I recently read an article by Elissa Strauss that outlines why Mindy Kaling is the body positive icon of the moment. Strauss compares her to Lena Dunham (Girls) who’s known for her portrayal of Hannah Horvath and the character’s “couldn’t give a sh*t what you think” attitude, noting that when it comes to appearances, Mindy Kaling absolutely cares about what she looks like, both as herself and her character on screen.

She likes to wear flattering clothing and often speaks of her conflicted relationship with food and exercise; and in a recent interview with Vogue, she unleashed this gem:

“There’s a whole list of things I would probably change about myself. For example, I’m always trying to lose 15 pounds. But I never need to be skinny. I don’t want to be skinny. I’m constantly in a state of self-improvement…”

And this is why we should all be a little bit more like Mindy Kaling. In an entertainment world saturated with stick thin models and actresses who are always trying the latest diet craze, she looks at the positives and focuses on the things she loves – writing, producing, dressing in gorgeous figure-flattering clothing and eating damn good food as her Instagram pictures would suggest – rather than on a desire to be thin. And she accepts that.

Now I’ll be the first to admit that there are definitely some things I’d love to change about my body. First and foremost would be my height. My license says 162cm but I’m pretty sure I barely scrape past the 160cm mark. My family are a bunch of shorties and that’ll never change (unless I procreate with someone much taller and keep my fingers crossed that our kids inherit his genes). Secondly, my wide-set hips. While the fat can disappear from that area (and it has been), my bone structure will always be the same.

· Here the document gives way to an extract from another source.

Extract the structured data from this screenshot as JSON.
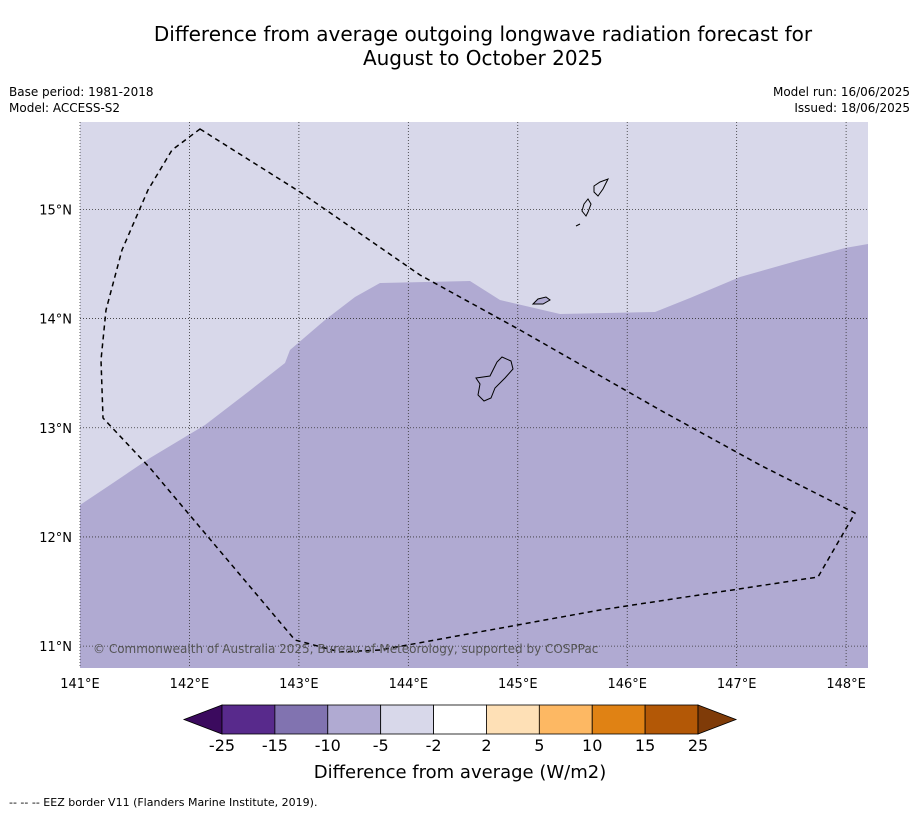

It’s taken me years to accept my body for what it is today and as much as I’d love to be taller or have smaller hips, I know that will never happen and I’m okay with it. If these are the biggest complaints I could have of all the problems in the world, then I’m doing all right.

So next time you look in the mirror, I want you to challenge yourself. Don’t stand there and notice all of the imperfections or the things you wish you could change about yourself, instead find a reason to love them. Not overly fond of your big hips like I am? Well they’ll come in very handy when you’re trying to squeeze out that watermelon of a baby in ten year’s time. What about those small breasts you’re always feeling insecure about? Well you’ll be glad you have them when you hit your sixties and can only watch as your larger counterparts fall victim to the cruel nature of gravity, having to purchase spacesuit material undergarments to hoist those things up.

Too often we focus on the negatives and lose sight of the good things we have right in front of us. There’s not one person in this world that will ever be entirely happy with how they look, but you only have to turn to your friends who’ll rightfully put you in your place and instantly make you feel a whole lot better about yourself. Trust me. Or you can pick up a copy of Mindy Kaling’s book, “Is Everyone Hanging Out Without Me? (And Other Concerns)”. Either way, it’s time we all looked a little more on the brighter side of life.